Handwritten Text Recognition (HTR) remains a challenging problem to date, largely due to the varying writing styles that exist amongst us. Prior works however generally operate with the assumption that there is a limited number of styles, most of which have already been captured by existing datasets. In this paper, we take a completely different perspective – we work on the assumption that there is always a new style that is drastically different, and that we will only have very limited data during testing to perform adaptation.

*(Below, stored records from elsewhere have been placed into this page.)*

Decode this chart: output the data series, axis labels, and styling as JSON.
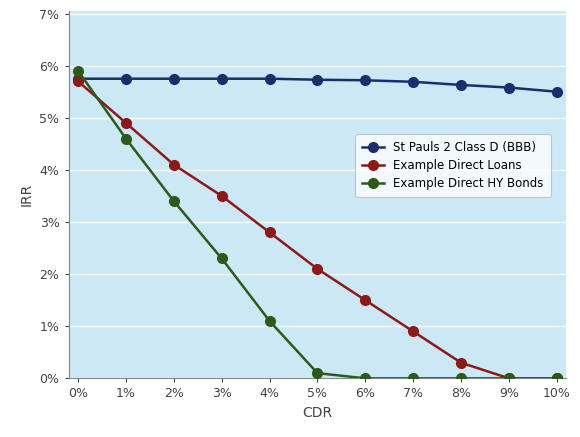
{
  "cdr": [
    0,
    1,
    2,
    3,
    4,
    5,
    6,
    7,
    8,
    9,
    10
  ],
  "clo_bbb": [
    0.0575,
    0.0575,
    0.0575,
    0.0575,
    0.0575,
    0.0573,
    0.0572,
    0.0569,
    0.0563,
    0.0558,
    0.055
  ],
  "direct_loans": [
    0.057,
    0.049,
    0.041,
    0.035,
    0.028,
    0.021,
    0.015,
    0.009,
    0.003,
    0.0,
    0.0
  ],
  "direct_hy": [
    0.059,
    0.046,
    0.034,
    0.023,
    0.011,
    0.001,
    0.0,
    0.0,
    0.0,
    0.0,
    0.0
  ],
  "clo_color": "#1c2d6b",
  "loans_color": "#8b1a1a",
  "hy_color": "#2d5a1b",
  "plot_bg": "#cce8f4",
  "fig_bg": "#ffffff",
  "legend_labels": [
    "St Pauls 2 Class D (BBB)",
    "Example Direct Loans",
    "Example Direct HY Bonds"
  ],
  "xlabel": "CDR",
  "ylabel": "IRR",
  "ylim": [
    0.0,
    0.07
  ],
  "xlim": [
    0,
    10
  ],
  "marker_size": 7,
  "linewidth": 1.8,
  "tick_fontsize": 9,
  "label_fontsize": 10,
  "legend_fontsize": 8.5
}
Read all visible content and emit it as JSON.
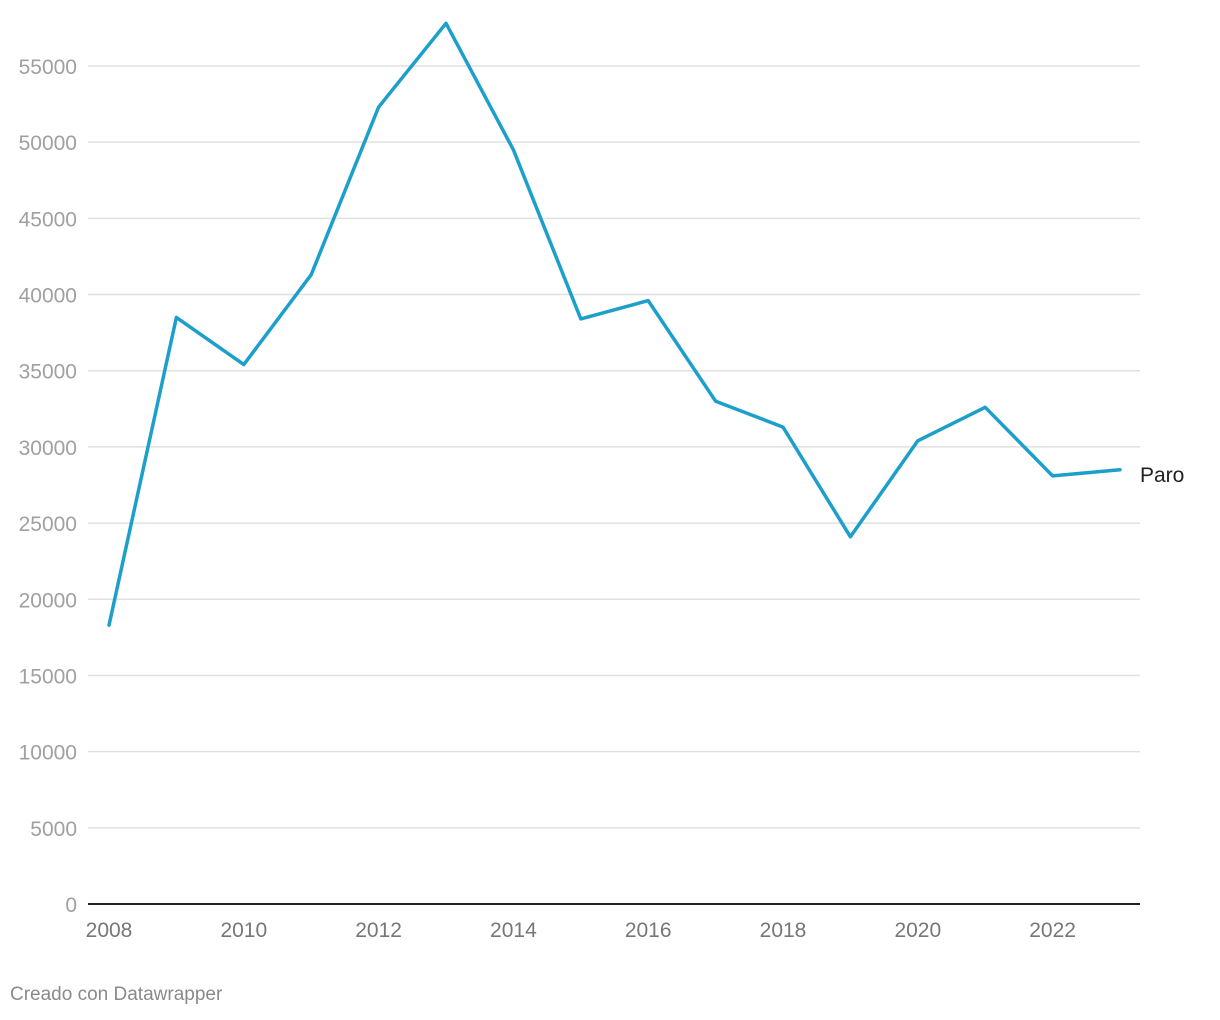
{
  "chart_data": {
    "type": "line",
    "title": "",
    "xlabel": "",
    "ylabel": "",
    "x": [
      2008,
      2009,
      2010,
      2011,
      2012,
      2013,
      2014,
      2015,
      2016,
      2017,
      2018,
      2019,
      2020,
      2021,
      2022,
      2023
    ],
    "series": [
      {
        "name": "Paro",
        "color": "#1d9fcc",
        "values": [
          18300,
          38500,
          35400,
          41300,
          52300,
          57800,
          49500,
          38400,
          39600,
          33000,
          31300,
          24100,
          30400,
          32600,
          28100,
          28500
        ]
      }
    ],
    "xlim": [
      2008,
      2023
    ],
    "ylim": [
      0,
      55000
    ],
    "x_ticks": [
      "2008",
      "2010",
      "2012",
      "2014",
      "2016",
      "2018",
      "2020",
      "2022"
    ],
    "y_ticks": [
      "0",
      "5000",
      "10000",
      "15000",
      "20000",
      "25000",
      "30000",
      "35000",
      "40000",
      "45000",
      "50000",
      "55000"
    ],
    "grid": true,
    "legend": "direct-label-at-line-end"
  },
  "footer": {
    "credit": "Creado con Datawrapper"
  },
  "colors": {
    "line": "#1d9fcc",
    "grid": "#e0e0e0",
    "baseline": "#222222"
  }
}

This creates a commercially viable solution – being exposed to the new style, the model has the best shot at adaptation, and the few-sample nature makes it practical to implement. We achieve this via a novel meta-learning framework which exploits additional new-writer data via a support set, and outputs a writer-adapted model via single gradient step update, all during inference (see Figure 1). We discover and leverage on the important insight that there exists few key characters per writer that exhibit relatively larger style discrepancies. For that, we additionally propose to meta-learn instance specific weights for a character-wise cross-entropy loss, which is specifically designed to work with the sequential nature of text data. Our writer-adaptive MetaHTR framework can be easily implemented on the top of most state-of-the-art HTR models. Experiments show an average performance gain of 5-7% can be obtained by observing very few new style data (≤ 16).

AYAN KUMAR BHUNIA, PINAKI NATH CHOWDHURY, YONGXIN YANG, Timothy M. Hospedales, TAO XIANG, YI-ZHE SONG (2021)Vectorization and Rasterization: Self-Supervised Learning for Sketch and Handwriting

Self-supervised learning has gained prominence due to its efficacy at learning powerful representations from un-labelled data that achieve excellent performance on many challenging downstream tasks. However, supervision-free pretext tasks are challenging to design and usually modality specific. Although there is a rich literature of self-supervised methods for either spatial (such as images) or temporal data (sound or text) modalities, a common pretext task that benefits both modalities is largely missing. In this paper, we are interested in defining a self-supervised pretext task for sketches and handwriting data. This data is uniquely characterised by its existence in dual modalities of rasterized images and vector coordinate sequences. We address and exploit this dual representation by proposing two novel cross-modal translation pretext tasks for self-supervised feature learning: Vectorization and Rasteriza-tion. Vectorization learns to map image space to vector coordinates and rasterization maps vector coordinates to image space. We show that our learned encoder modules benefit both raster-based and vector-based downstream approaches to analysing hand-drawn data. Empirical evidence shows that our novel pretext tasks surpass existing single and multi-modal self-supervision methods.